Straż Miejska uratowała kotka uwięzionego w miejskiej dżungli.
Wielokrotnie tyscy strażnicy wzywani są do interwencji, którymi głównymi bohaterami są zwierzęta. Koty to zdecydowani indywidualiści i świetnie potrafią sobie sami radzić w miejskiej dżungli. Jednak ten maluch potrzebował pomocy strażników miejskich.
Wysłani na zdarzenie strażnicy tym razem nie musieli walczyć z agresywną i niebezpieczną bestią. Pod maskę jednego z zaparkowanych samochodów wszedł kot. Kotka, być może następnego króla lwa, udało się bezpiecznie i bez szkód po żadnej ze stron, wydostać na zewnątrz.

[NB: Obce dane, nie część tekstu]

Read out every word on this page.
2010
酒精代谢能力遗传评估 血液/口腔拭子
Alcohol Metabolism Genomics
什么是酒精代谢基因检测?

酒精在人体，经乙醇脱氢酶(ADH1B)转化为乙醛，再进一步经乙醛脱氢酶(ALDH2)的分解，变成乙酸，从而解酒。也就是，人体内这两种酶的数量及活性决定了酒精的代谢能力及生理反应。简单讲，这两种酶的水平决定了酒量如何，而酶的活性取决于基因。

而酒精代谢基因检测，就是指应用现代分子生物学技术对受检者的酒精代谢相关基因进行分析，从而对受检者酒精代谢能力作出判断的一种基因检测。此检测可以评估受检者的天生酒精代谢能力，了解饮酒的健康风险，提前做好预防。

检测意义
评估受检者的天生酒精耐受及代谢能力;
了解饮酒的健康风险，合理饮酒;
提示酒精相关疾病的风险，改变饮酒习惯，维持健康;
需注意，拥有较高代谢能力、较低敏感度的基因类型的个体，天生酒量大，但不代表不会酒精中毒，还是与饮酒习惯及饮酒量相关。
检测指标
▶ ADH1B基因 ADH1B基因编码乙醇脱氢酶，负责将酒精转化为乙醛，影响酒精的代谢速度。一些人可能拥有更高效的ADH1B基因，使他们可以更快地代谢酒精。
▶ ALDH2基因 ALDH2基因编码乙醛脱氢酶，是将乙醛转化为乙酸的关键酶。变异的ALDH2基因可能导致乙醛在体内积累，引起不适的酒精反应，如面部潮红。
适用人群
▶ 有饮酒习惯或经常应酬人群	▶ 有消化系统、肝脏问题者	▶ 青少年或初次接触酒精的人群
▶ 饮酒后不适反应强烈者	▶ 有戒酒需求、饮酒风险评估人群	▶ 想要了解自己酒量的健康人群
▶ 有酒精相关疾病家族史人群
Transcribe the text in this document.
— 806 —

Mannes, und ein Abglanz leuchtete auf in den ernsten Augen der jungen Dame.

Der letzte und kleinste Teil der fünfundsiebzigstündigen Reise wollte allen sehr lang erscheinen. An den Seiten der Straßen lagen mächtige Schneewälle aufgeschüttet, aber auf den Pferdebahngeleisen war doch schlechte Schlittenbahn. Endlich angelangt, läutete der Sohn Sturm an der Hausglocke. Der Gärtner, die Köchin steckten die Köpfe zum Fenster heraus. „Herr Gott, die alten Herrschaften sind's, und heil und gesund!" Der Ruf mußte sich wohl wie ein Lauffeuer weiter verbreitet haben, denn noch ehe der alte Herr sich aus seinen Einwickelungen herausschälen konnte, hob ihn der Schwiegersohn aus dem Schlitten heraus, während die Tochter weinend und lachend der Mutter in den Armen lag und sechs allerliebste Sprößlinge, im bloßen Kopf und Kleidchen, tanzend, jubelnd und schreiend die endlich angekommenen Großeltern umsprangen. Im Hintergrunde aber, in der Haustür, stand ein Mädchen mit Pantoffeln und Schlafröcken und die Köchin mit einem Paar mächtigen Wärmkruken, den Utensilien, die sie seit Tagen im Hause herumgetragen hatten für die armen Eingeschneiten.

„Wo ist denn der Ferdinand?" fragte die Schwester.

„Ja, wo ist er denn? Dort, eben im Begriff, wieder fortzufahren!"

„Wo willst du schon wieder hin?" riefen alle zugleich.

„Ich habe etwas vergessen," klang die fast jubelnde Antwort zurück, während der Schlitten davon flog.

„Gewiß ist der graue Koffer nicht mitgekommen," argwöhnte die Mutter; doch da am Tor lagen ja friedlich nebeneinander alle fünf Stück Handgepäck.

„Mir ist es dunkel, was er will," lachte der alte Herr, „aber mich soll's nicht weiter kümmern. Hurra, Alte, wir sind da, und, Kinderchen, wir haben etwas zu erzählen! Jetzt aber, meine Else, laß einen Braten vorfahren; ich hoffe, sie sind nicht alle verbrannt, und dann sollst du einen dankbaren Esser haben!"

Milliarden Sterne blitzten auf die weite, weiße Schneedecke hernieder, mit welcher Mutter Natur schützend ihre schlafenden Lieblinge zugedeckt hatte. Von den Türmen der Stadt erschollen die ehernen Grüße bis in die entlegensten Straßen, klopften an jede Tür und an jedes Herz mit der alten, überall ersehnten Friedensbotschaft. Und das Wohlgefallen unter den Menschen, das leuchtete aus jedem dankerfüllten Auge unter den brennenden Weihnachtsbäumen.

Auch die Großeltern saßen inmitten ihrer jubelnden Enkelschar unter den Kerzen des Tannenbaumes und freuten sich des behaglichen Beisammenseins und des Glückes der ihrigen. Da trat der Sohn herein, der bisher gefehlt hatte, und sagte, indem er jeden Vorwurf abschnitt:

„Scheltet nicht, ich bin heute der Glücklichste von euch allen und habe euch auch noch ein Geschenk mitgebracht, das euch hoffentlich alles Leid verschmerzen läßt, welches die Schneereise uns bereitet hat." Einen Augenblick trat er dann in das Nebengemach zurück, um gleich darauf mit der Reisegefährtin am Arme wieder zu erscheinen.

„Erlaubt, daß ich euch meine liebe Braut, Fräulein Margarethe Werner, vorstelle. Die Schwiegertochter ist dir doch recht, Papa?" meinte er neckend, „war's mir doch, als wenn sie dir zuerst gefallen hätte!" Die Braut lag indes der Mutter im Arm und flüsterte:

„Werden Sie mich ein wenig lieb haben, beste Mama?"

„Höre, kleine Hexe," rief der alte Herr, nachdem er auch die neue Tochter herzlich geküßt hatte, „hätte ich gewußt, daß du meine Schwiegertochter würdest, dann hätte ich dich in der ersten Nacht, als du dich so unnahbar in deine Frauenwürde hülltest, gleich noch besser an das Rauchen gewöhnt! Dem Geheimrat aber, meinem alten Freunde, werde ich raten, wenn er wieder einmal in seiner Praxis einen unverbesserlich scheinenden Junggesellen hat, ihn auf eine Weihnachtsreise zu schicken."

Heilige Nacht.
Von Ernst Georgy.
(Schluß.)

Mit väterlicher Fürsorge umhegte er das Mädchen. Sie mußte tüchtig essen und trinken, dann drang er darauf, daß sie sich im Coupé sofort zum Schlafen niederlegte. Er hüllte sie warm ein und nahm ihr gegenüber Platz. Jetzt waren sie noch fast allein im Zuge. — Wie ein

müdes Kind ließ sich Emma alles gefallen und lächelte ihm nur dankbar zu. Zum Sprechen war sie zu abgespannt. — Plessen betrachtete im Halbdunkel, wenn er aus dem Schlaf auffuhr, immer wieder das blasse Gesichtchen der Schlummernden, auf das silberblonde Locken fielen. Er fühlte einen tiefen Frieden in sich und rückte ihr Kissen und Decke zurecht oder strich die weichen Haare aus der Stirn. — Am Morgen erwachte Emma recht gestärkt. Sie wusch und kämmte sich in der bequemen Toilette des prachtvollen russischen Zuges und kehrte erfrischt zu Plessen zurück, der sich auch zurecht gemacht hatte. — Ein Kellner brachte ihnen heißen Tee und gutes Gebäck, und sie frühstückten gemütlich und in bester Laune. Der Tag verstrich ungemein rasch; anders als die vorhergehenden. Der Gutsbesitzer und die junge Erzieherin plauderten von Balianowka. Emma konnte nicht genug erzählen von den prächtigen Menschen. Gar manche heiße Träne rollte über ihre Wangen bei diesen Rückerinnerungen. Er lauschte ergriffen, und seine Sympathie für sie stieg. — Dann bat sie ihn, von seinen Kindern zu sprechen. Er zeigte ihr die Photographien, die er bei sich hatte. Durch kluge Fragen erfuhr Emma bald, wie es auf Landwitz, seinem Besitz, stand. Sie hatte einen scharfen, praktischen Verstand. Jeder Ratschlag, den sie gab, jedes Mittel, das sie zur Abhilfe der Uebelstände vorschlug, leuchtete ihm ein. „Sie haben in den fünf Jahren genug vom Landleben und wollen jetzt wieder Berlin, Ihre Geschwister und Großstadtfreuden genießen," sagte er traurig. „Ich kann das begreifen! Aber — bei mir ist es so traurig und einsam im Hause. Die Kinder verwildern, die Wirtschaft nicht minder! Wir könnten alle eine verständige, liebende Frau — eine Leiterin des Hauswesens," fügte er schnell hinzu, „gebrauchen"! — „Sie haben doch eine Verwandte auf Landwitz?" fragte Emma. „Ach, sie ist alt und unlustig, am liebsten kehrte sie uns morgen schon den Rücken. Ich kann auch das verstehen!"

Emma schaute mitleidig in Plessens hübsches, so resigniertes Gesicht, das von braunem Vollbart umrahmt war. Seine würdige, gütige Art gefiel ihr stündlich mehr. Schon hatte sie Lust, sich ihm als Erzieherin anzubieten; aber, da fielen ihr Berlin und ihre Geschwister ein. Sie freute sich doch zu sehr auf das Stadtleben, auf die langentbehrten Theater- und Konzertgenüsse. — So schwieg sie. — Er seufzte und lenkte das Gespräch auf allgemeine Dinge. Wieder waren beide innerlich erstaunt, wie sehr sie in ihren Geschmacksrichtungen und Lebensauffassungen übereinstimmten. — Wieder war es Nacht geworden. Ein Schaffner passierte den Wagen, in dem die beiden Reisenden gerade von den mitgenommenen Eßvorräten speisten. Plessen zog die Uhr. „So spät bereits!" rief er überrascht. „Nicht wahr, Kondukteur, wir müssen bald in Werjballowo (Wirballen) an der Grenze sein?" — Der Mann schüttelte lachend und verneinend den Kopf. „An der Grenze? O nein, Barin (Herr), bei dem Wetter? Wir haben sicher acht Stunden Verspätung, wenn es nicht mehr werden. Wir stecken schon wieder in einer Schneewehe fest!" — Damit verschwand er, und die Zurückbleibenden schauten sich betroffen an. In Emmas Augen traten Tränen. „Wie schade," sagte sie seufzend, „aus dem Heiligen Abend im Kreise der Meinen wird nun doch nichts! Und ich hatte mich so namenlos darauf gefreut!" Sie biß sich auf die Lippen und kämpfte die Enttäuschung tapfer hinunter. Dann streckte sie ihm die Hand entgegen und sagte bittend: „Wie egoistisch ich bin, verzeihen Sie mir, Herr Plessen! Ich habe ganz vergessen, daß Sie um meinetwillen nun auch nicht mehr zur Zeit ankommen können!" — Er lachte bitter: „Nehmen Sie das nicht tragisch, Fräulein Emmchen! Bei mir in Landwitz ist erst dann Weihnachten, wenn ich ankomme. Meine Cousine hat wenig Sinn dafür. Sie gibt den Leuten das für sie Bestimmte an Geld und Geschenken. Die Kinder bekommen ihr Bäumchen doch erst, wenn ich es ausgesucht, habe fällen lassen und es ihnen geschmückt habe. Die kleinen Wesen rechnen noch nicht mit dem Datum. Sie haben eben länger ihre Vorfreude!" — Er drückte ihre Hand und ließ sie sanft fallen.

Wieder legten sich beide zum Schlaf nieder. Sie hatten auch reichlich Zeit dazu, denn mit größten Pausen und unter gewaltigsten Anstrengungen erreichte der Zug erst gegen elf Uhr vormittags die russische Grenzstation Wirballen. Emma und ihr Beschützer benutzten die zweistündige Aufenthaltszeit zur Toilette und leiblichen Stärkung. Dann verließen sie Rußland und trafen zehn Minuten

Interwencja jakich wiele w codziennej służbie. Ale podziękowania zawsze cieszą podwójnie. Takie otrzymaliśmy za tę interwencję.
„Brawo Strażnicy Miejscy! Można na Was liczyć nawet w nietypowych sytuacjach. Szybka i sprawna interwencja przy uwalnianiu dzikiego kotka z komory silnika. Uwolniony maluch znalazł natychmiast swój nowy dom. Dziękujemy.”